Making memory bigger has gotten easy.
The next differentiator is deciding which memories to kill and when.
YourMemory is a small local implementation that puts “forgetting” at the center of that question, and it’s worth trying.
This applies to blogging too.
When you pull in past articles via internal links, you need to judge whether they’re still useful—or you end up circulating outdated assumptions forever.
Articles with data that shifts in months, like benchmark numbers, can’t avoid freshness decay.
Keeping past content properly pruned is the same challenge whether you’re managing AI memory or a blog.
And I’m feeling this firsthand with Kana Chat, which I’m building myself.
The current Heartbeat memory uses today with 14 date-bucketed days, task_signals capped at 80 entries, and profile capped at 40—all mechanical numeric cutoffs.
After 14 days, gone.

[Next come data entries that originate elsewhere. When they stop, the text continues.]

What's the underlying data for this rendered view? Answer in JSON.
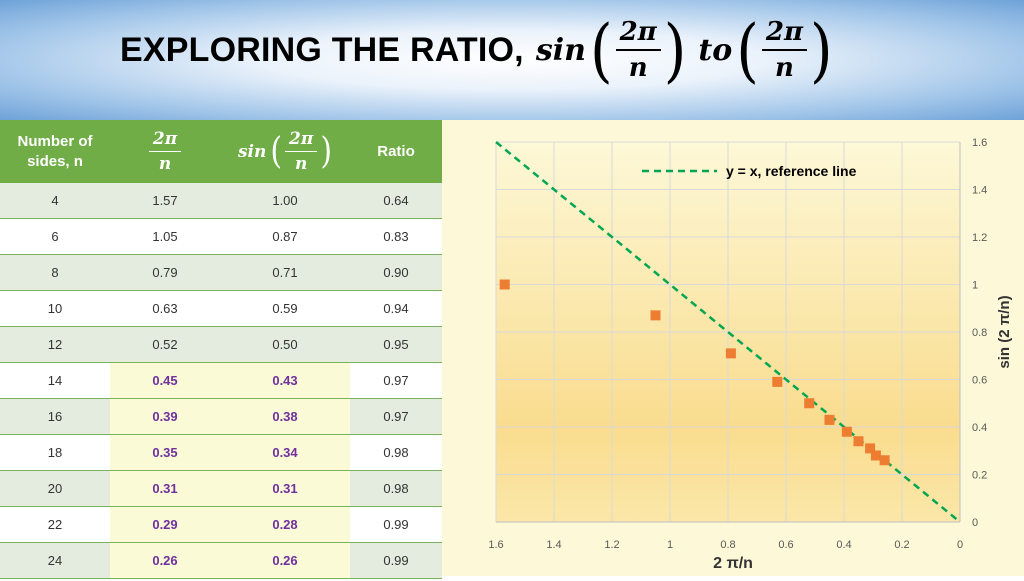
{
  "title": {
    "text": "EXPLORING THE RATIO,",
    "func": "sin",
    "frac_num": "2π",
    "frac_den": "n",
    "connector": "to"
  },
  "table": {
    "headers": {
      "col1": "Number of sides, n",
      "col2_num": "2π",
      "col2_den": "n",
      "col3_func": "sin",
      "col3_num": "2π",
      "col3_den": "n",
      "col4": "Ratio"
    },
    "rows": [
      {
        "n": "4",
        "angle": "1.57",
        "sin": "1.00",
        "ratio": "0.64"
      },
      {
        "n": "6",
        "angle": "1.05",
        "sin": "0.87",
        "ratio": "0.83"
      },
      {
        "n": "8",
        "angle": "0.79",
        "sin": "0.71",
        "ratio": "0.90"
      },
      {
        "n": "10",
        "angle": "0.63",
        "sin": "0.59",
        "ratio": "0.94"
      },
      {
        "n": "12",
        "angle": "0.52",
        "sin": "0.50",
        "ratio": "0.95"
      },
      {
        "n": "14",
        "angle": "0.45",
        "sin": "0.43",
        "ratio": "0.97"
      },
      {
        "n": "16",
        "angle": "0.39",
        "sin": "0.38",
        "ratio": "0.97"
      },
      {
        "n": "18",
        "angle": "0.35",
        "sin": "0.34",
        "ratio": "0.98"
      },
      {
        "n": "20",
        "angle": "0.31",
        "sin": "0.31",
        "ratio": "0.98"
      },
      {
        "n": "22",
        "angle": "0.29",
        "sin": "0.28",
        "ratio": "0.99"
      },
      {
        "n": "24",
        "angle": "0.26",
        "sin": "0.26",
        "ratio": "0.99"
      }
    ],
    "highlight_from_n": 14,
    "colors": {
      "header": "#70ad47",
      "highlight_text": "#7030a0",
      "highlight_bg": "#fbfad6"
    }
  },
  "chart_data": {
    "type": "scatter",
    "xlabel": "2 π/n",
    "ylabel": "sin (2 π/n)",
    "xlim": [
      0,
      1.6
    ],
    "ylim": [
      0,
      1.6
    ],
    "x_reversed": true,
    "y_axis_side": "right",
    "grid": true,
    "xticks": [
      "1.6",
      "1.4",
      "1.2",
      "1",
      "0.8",
      "0.6",
      "0.4",
      "0.2",
      "0"
    ],
    "yticks": [
      "0",
      "0.2",
      "0.4",
      "0.6",
      "0.8",
      "1",
      "1.2",
      "1.4",
      "1.6"
    ],
    "series": [
      {
        "type": "scatter",
        "color": "#ed7d31",
        "marker": "square",
        "x": [
          1.57,
          1.05,
          0.79,
          0.63,
          0.52,
          0.45,
          0.39,
          0.35,
          0.31,
          0.29,
          0.26
        ],
        "y": [
          1.0,
          0.87,
          0.71,
          0.59,
          0.5,
          0.43,
          0.38,
          0.34,
          0.31,
          0.28,
          0.26
        ]
      },
      {
        "name": "y = x, reference line",
        "type": "line",
        "style": "dashed",
        "color": "#00a651",
        "x": [
          1.6,
          0
        ],
        "y": [
          1.6,
          0
        ]
      }
    ],
    "legend": {
      "text": "y = x, reference line",
      "position": "top-center"
    }
  }
}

Over the cap, oldest gets pushed out.
Simple, but it’s truncation rather than decay, so information from 13 days ago and yesterday sit at the same weight in context.
The real pain point is task_signals.
Something like “I want to look into auto-generating OGP images” that I muttered two weeks ago keeps showing up as a job suggestion long after I’ve lost interest.
Having to mentally skip “I don’t need this anymore” every time suggestions come up is quietly stressful.
Same with profile—“knowledgeable about security articles” still applies, but “recently interested in Rust” might have expired after a month.
Adopting YourMemory’s per-category decay rates wholesale would be overkill, but the concept is useful.
Treat task_signals as a short-lived category like failure and decay them rapidly after about a week.
Treat profile as a long-lived category like strategy—keep it for months, but gradually weaken entries that aren’t referenced.
today is fine with the current date-based cutoff.
Diary data has dates as its identity, so deletion makes more semantic sense than decay.
One more thing I want is retrieval-frequency reinforcement.
Like YourMemory’s recall_count, boosting the strength of memories actually used during job context construction would naturally separate “knowledge that repeatedly helps” from “a thought I mentioned once.”
The current Heartbeat doesn’t have that mechanism, so even just reordering the 80 entries by usage frequency would probably improve suggestion quality.